In J 4/07 the Board pointed out that a non-European representative can be held responsible for meeting the obligations of any representative whose duty it is to care for his client's interests, irrespective of whether such representative is entitled to represent before the EPO or any other patent office (see J 25/96). The monitoring of specific time limits that were set expressly does not depend on knowledge of EPC law. Thus a non-European representative must also establish a reliable monitoring system for such time limits. Furthermore, any representative, whether European or non-European, moving from one law firm to another must take provisions upon entry in that firm that those filed that he carries over are integrated into a time limit monitoring system.

In J 3/08 the board held that according to the established jurisprudence, if an agent was appointed, the agent had also to observe all due care and if he did not act accordingly this was imputed to the applicant. In the case at issue, it was clear that the agent, by not acting as instructed, had not properly handled the case. According to the board, if fraud by an agent were to be accepted as a reason for re-establishment of rights, by derogation from the general principle that an agent's behaviour was imputed to the applicant, the evidence presented must be so conclusive as to convince the board that a fraud took place as opposed to just unprofessional behaviour.
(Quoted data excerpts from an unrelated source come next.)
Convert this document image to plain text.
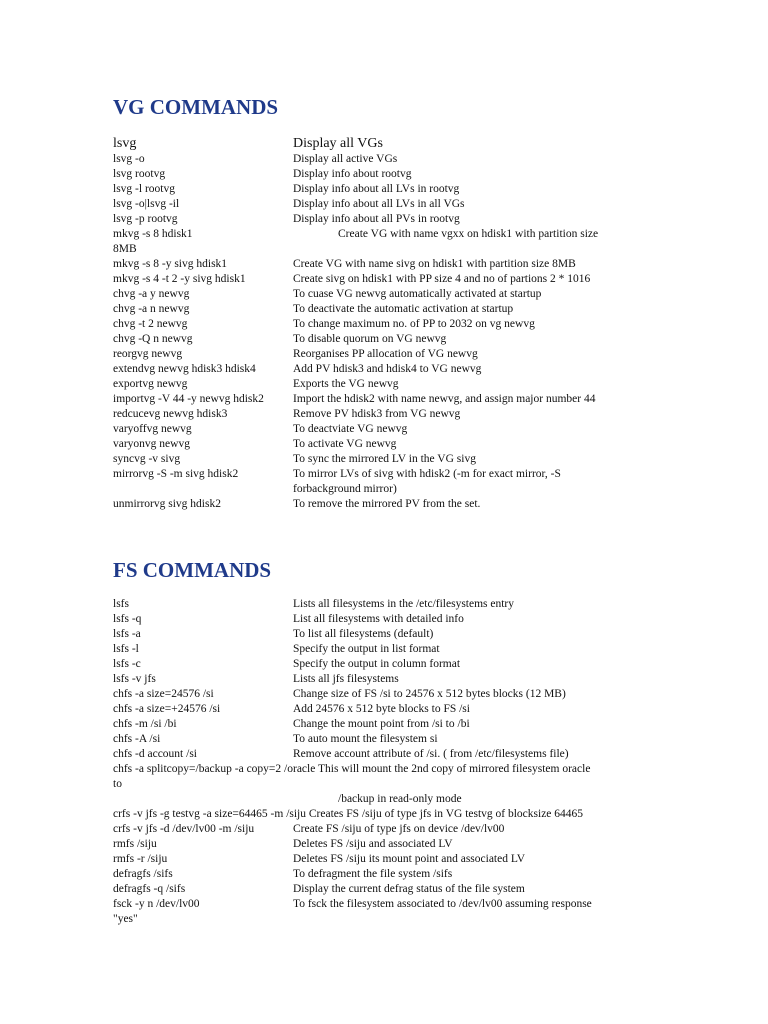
VG COMMANDS
lsvg	Display all VGs
lsvg -o	Display all active VGs
lsvg rootvg	Display info about rootvg
lsvg -l rootvg	Display info about all LVs in rootvg
lsvg -o|lsvg -il	Display info about all LVs in all VGs
lsvg -p rootvg	Display info about all PVs in rootvg
mkvg -s 8 hdisk1	Create VG with name vgxx on hdisk1 with partition size
8MB
mkvg -s 8 -y sivg hdisk1	Create VG with name sivg on hdisk1 with partition size 8MB
mkvg -s 4 -t 2 -y sivg hdisk1	Create sivg on hdisk1 with PP size 4 and no of partions 2 * 1016
chvg -a y newvg	To cuase VG newvg automatically activated at startup
chvg -a n newvg	To deactivate the automatic activation at startup
chvg -t 2 newvg	To change maximum no. of PP to 2032 on vg newvg
chvg -Q n newvg	To disable quorum on VG newvg
reorgvg newvg	Reorganises PP allocation of VG newvg
extendvg newvg hdisk3 hdisk4	Add PV hdisk3 and hdisk4 to VG newvg
exportvg newvg	Exports the VG newvg
importvg -V 44 -y newvg hdisk2	Import the hdisk2 with name newvg, and assign major number 44
redcucevg newvg hdisk3	Remove PV hdisk3 from VG newvg
varyoffvg newvg	To deactviate VG newvg
varyonvg newvg	To activate VG newvg
syncvg -v sivg	To sync the mirrored LV in the VG sivg
mirrorvg -S -m sivg hdisk2	To mirror LVs of sivg with hdisk2 (-m for exact mirror, -S
forbackground mirror)
unmirrorvg sivg hdisk2	To remove the mirrored PV from the set.
FS COMMANDS
lsfs	Lists all filesystems in the /etc/filesystems entry
lsfs -q	List all filesystems with detailed info
lsfs -a	To list all filesystems (default)
lsfs -l	Specify the output in list format
lsfs -c	Specify the output in column format
lsfs -v jfs	Lists all jfs filesystems
chfs -a size=24576 /si	Change size of FS /si to 24576 x 512 bytes blocks (12 MB)
chfs -a size=+24576 /si	Add 24576 x 512 byte blocks to FS /si
chfs -m /si /bi	Change the mount point from /si to /bi
chfs -A /si	To auto mount the filesystem si
chfs -d account /si	Remove account attribute of /si. ( from /etc/filesystems file)
chfs -a splitcopy=/backup -a copy=2 /oracle This will mount the 2nd copy of mirrored filesystem oracle
to
/backup in read-only mode
crfs -v jfs -g testvg -a size=64465 -m /siju Creates FS /siju of type jfs in VG testvg of blocksize 64465
crfs -v jfs -d /dev/lv00 -m /siju	Create FS /siju of type jfs on device /dev/lv00
rmfs /siju	Deletes FS /siju and associated LV
rmfs -r /siju	Deletes FS /siju its mount point and associated LV
defragfs /sifs	To defragment the file system /sifs
defragfs -q /sifs	Display the current defrag status of the file system
fsck -y n /dev/lv00	To fsck the filesystem associated to /dev/lv00 assuming response
"yes"
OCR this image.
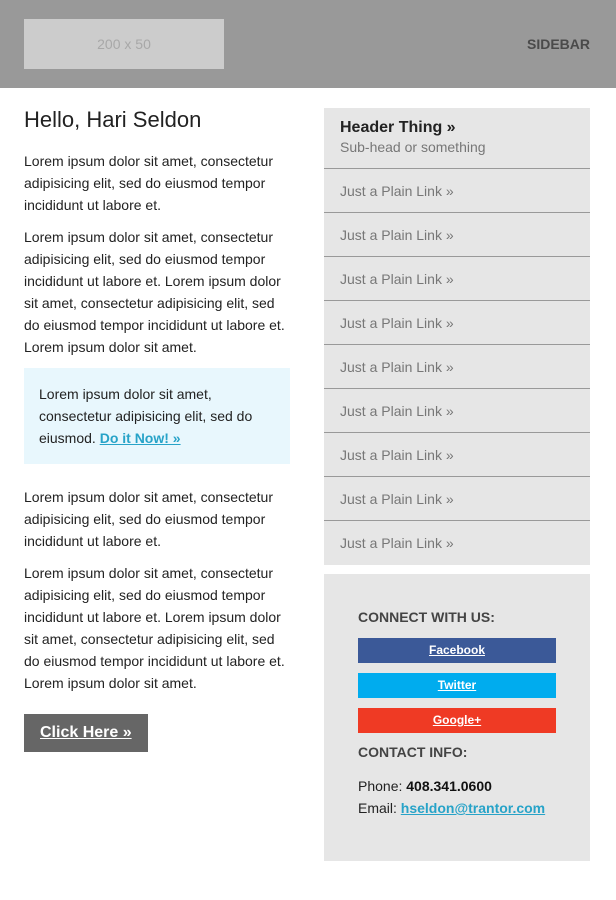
200 x 50	SIDEBAR
Hello, Hari Seldon

Lorem ipsum dolor sit amet, consectetur adipisicing elit, sed do eiusmod tempor incididunt ut labore et.

Lorem ipsum dolor sit amet, consectetur adipisicing elit, sed do eiusmod tempor incididunt ut labore et. Lorem ipsum dolor sit amet, consectetur adipisicing elit, sed do eiusmod tempor incididunt ut labore et. Lorem ipsum dolor sit amet.

Lorem ipsum dolor sit amet, consectetur adipisicing elit, sed do eiusmod. Do it Now! »

Lorem ipsum dolor sit amet, consectetur adipisicing elit, sed do eiusmod tempor incididunt ut labore et.

Lorem ipsum dolor sit amet, consectetur adipisicing elit, sed do eiusmod tempor incididunt ut labore et. Lorem ipsum dolor sit amet, consectetur adipisicing elit, sed do eiusmod tempor incididunt ut labore et. Lorem ipsum dolor sit amet.

Click Here »
Header Thing »
Sub-head or something
Just a Plain Link »
Just a Plain Link »
Just a Plain Link »
Just a Plain Link »
Just a Plain Link »
Just a Plain Link »
Just a Plain Link »
Just a Plain Link »
Just a Plain Link »
CONNECT WITH US:
Facebook
Twitter
Google+
CONTACT INFO:
Phone: 408.341.0600
Email: hseldon@trantor.com
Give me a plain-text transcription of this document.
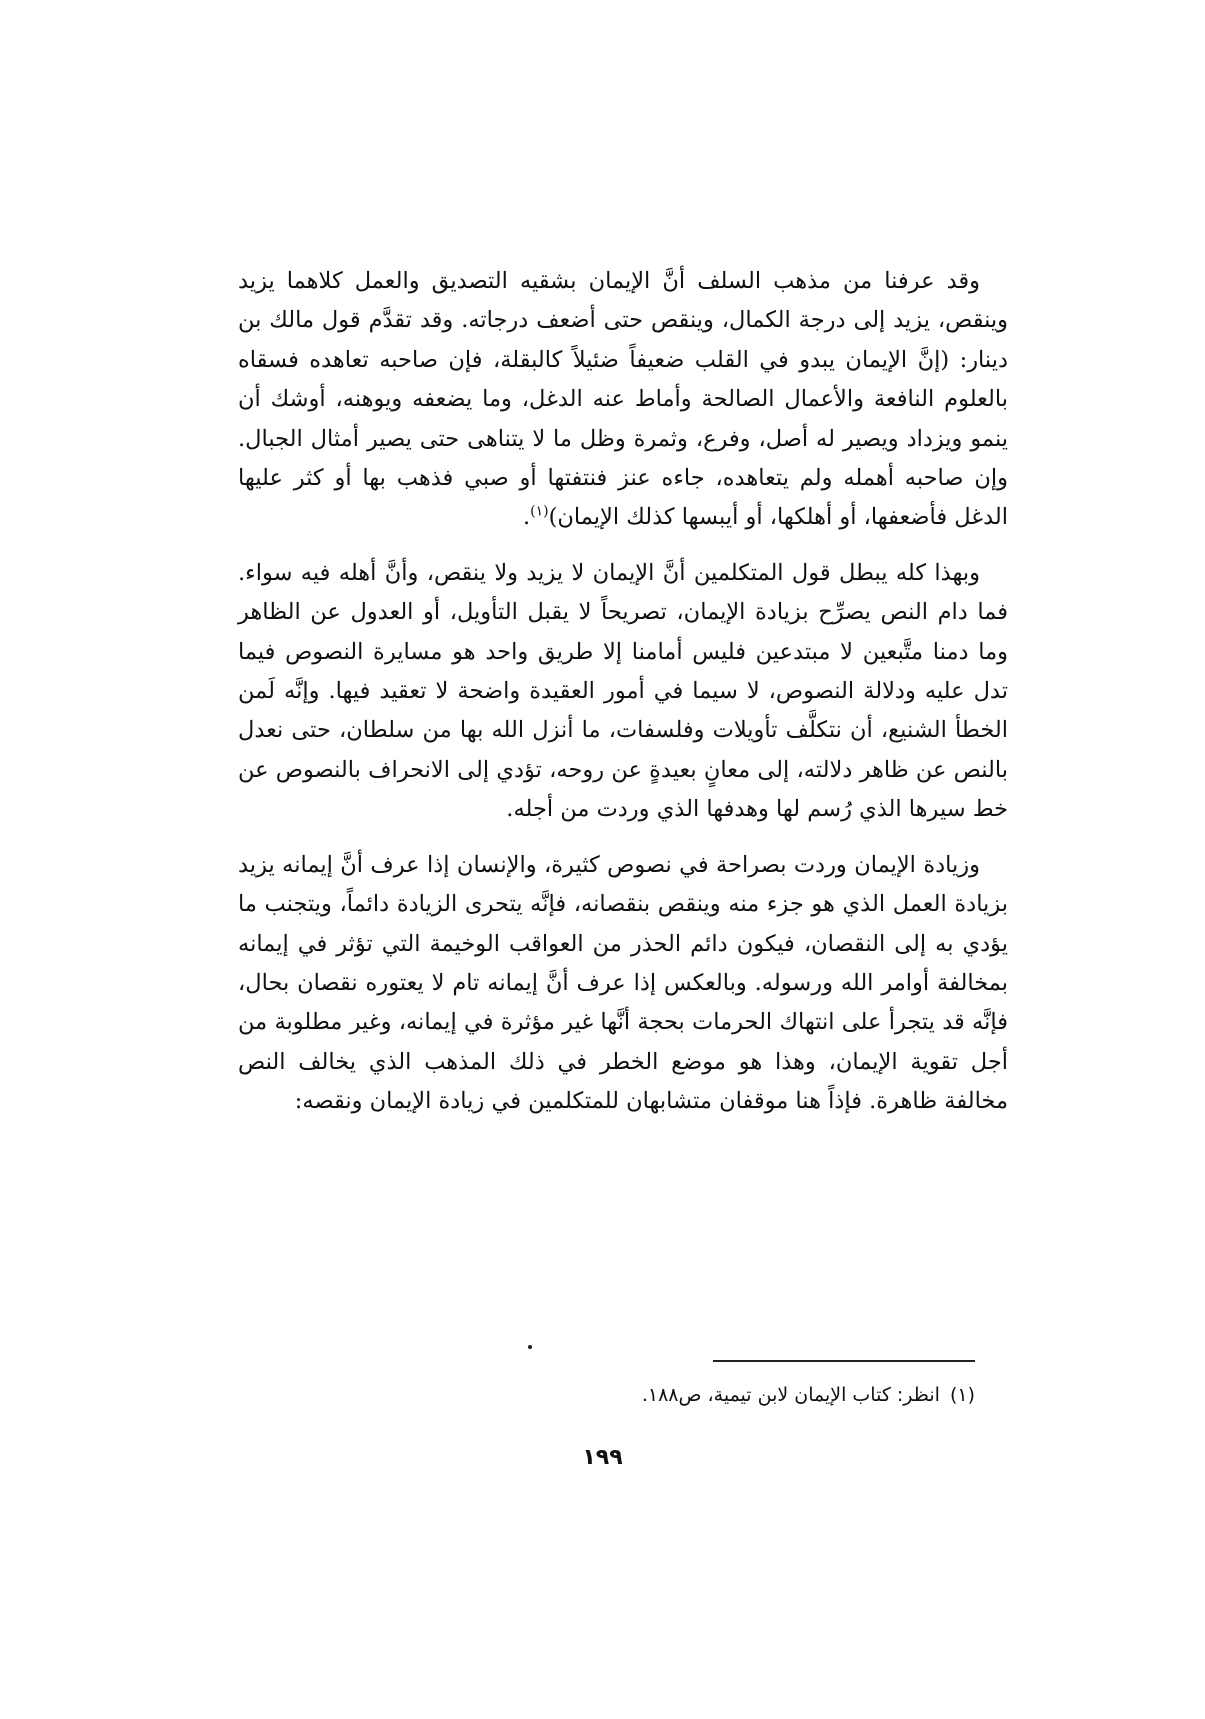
وقد عرفنا من مذهب السلف أنَّ الإيمان بشقيه التصديق والعمل كلاهما يزيد وينقص، يزيد إلى درجة الكمال، وينقص حتى أضعف درجاته. وقد تقدَّم قول مالك بن دينار: (إنَّ الإيمان يبدو في القلب ضعيفاً ضئيلاً كالبقلة، فإن صاحبه تعاهده فسقاه بالعلوم النافعة والأعمال الصالحة وأماط عنه الدغل، وما يضعفه ويوهنه، أوشك أن ينمو ويزداد ويصير له أصل، وفرع، وثمرة وظل ما لا يتناهى حتى يصير أمثال الجبال. وإن صاحبه أهمله ولم يتعاهده، جاءه عنز فنتفتها أو صبي فذهب بها أو كثر عليها الدغل فأضعفها، أو أهلكها، أو أيبسها كذلك الإيمان)$^{(١)}$.

وبهذا كله يبطل قول المتكلمين أنَّ الإيمان لا يزيد ولا ينقص، وأنَّ أهله فيه سواء. فما دام النص يصرِّح بزيادة الإيمان، تصريحاً لا يقبل التأويل، أو العدول عن الظاهر وما دمنا متَّبعين لا مبتدعين فليس أمامنا إلا طريق واحد هو مسايرة النصوص فيما تدل عليه ودلالة النصوص، لا سيما في أمور العقيدة واضحة لا تعقيد فيها. وإنَّه لَمن الخطأ الشنيع، أن نتكلَّف تأويلات وفلسفات، ما أنزل الله بها من سلطان، حتى نعدل بالنص عن ظاهر دلالته، إلى معانٍ بعيدةٍ عن روحه، تؤدي إلى الانحراف بالنصوص عن خط سيرها الذي رُسم لها وهدفها الذي وردت من أجله.

وزيادة الإيمان وردت بصراحة في نصوص كثيرة، والإنسان إذا عرف أنَّ إيمانه يزيد بزيادة العمل الذي هو جزء منه وينقص بنقصانه، فإنَّه يتحرى الزيادة دائماً، ويتجنب ما يؤدي به إلى النقصان، فيكون دائم الحذر من العواقب الوخيمة التي تؤثر في إيمانه بمخالفة أوامر الله ورسوله. وبالعكس إذا عرف أنَّ إيمانه تام لا يعتوره نقصان بحال، فإنَّه قد يتجرأ على انتهاك الحرمات بحجة أنَّها غير مؤثرة في إيمانه، وغير مطلوبة من أجل تقوية الإيمان، وهذا هو موضع الخطر في ذلك المذهب الذي يخالف النص مخالفة ظاهرة. فإذاً هنا موقفان متشابهان للمتكلمين في زيادة الإيمان ونقصه:

(١)انظر: كتاب الإيمان لابن تيمية، ص١٨٨.
١٩٩
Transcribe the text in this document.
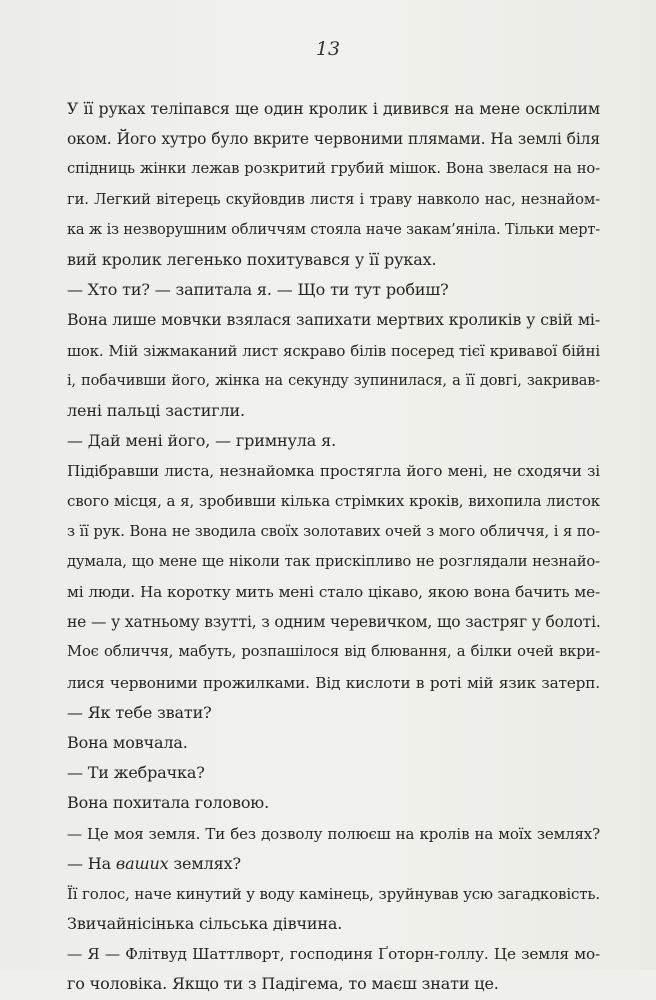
13
У її руках теліпався ще один кролик і дивився на мене осклілим
оком. Його хутро було вкрите червоними плямами. На землі біля
спідниць жінки лежав розкритий грубий мішок. Вона звелася на но-
ги. Легкий вітерець скуйовдив листя і траву навколо нас, незнайом-
ка ж із незворушним обличчям стояла наче закам’яніла. Тільки мерт-
вий кролик легенько похитувався у її руках.
— Хто ти? — запитала я. — Що ти тут робиш?
Вона лише мовчки взялася запихати мертвих кроликів у свій мі-
шок. Мій зіжмаканий лист яскраво білів посеред тієї кривавої бійні
і, побачивши його, жінка на секунду зупинилася, а її довгі, закривав-
лені пальці застигли.
— Дай мені його, — гримнула я.
Підібравши листа, незнайомка простягла його мені, не сходячи зі
свого місця, а я, зробивши кілька стрімких кроків, вихопила листок
з її рук. Вона не зводила своїх золотавих очей з мого обличчя, і я по-
думала, що мене ще ніколи так прискіпливо не розглядали незнайо-
мі люди. На коротку мить мені стало цікаво, якою вона бачить ме-
не — у хатньому взутті, з одним черевичком, що застряг у болоті.
Моє обличчя, мабуть, розпашілося від блювання, а білки очей вкри-
лися червоними прожилками. Від кислоти в роті мій язик затерп.
— Як тебе звати?
Вона мовчала.
— Ти жебрачка?
Вона похитала головою.
— Це моя земля. Ти без дозволу полюєш на кролів на моїх землях?
— На ваших землях?
Її голос, наче кинутий у воду камінець, зруйнував усю загадковість.
Звичайнісінька сільська дівчина.
— Я — Флітвуд Шаттлворт, господиня Ґоторн-голлу. Це земля мо-
го чоловіка. Якщо ти з Падігема, то маєш знати це.
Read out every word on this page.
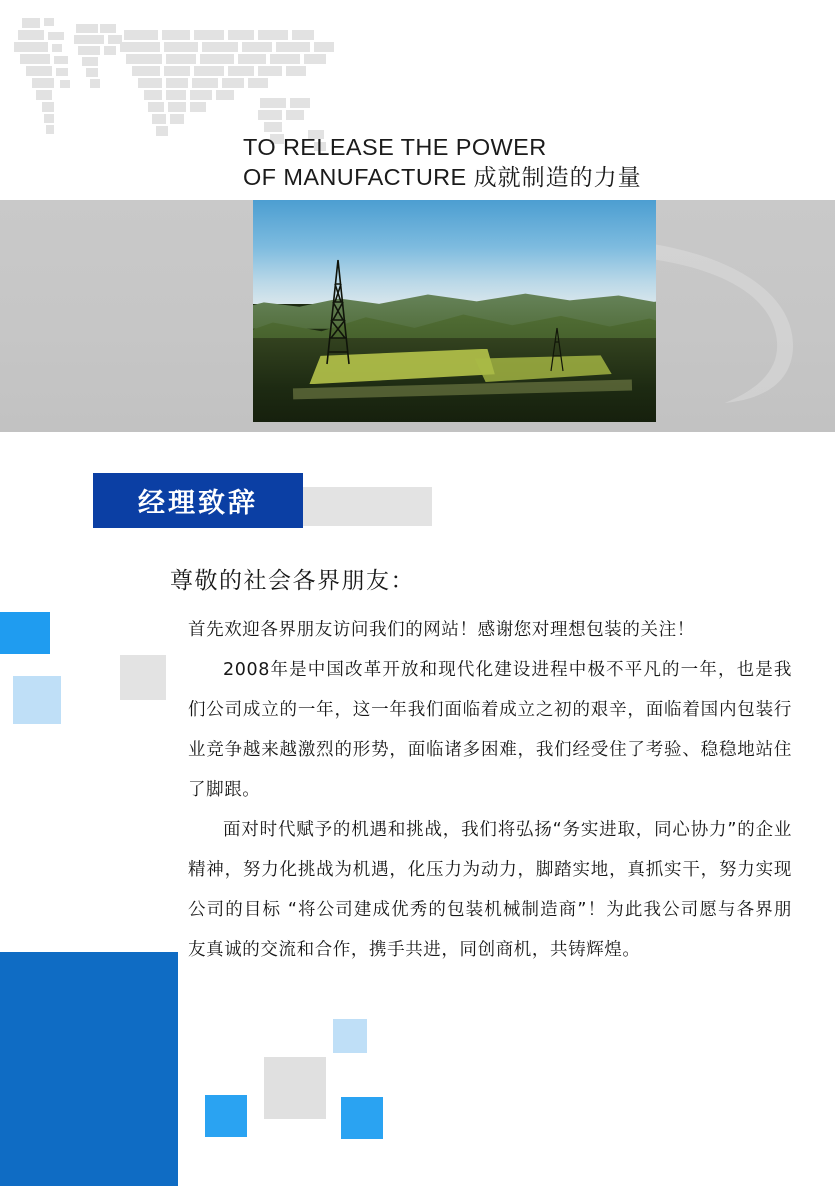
TO RELEASE THE POWER
OF MANUFACTURE 成就制造的力量
经理致辞
尊敬的社会各界朋友：

首先欢迎各界朋友访问我们的网站！感谢您对理想包装的关注！

2008年是中国改革开放和现代化建设进程中极不平凡的一年，也是我们公司成立的一年，这一年我们面临着成立之初的艰辛，面临着国内包装行业竞争越来越激烈的形势，面临诸多困难，我们经受住了考验、稳稳地站住了脚跟。

面对时代赋予的机遇和挑战，我们将弘扬“务实进取，同心协力”的企业精神，努力化挑战为机遇，化压力为动力，脚踏实地，真抓实干，努力实现公司的目标 “将公司建成优秀的包装机械制造商”！为此我公司愿与各界朋友真诚的交流和合作，携手共进，同创商机，共铸辉煌。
In T 742/11 the board held that the actions of an agent, who acted as an intermediary between the appellant and the professional representative, must be imputed to the party he is acting for, and the same level of care is expected from the agent as from a professional representative, or at least as from the party itself. Indeed, requiring a certain level of care from a professional representative and a party using his services would become utterly pointless if an intermediary acting between the party and the professional representative were not required to show the same level of care.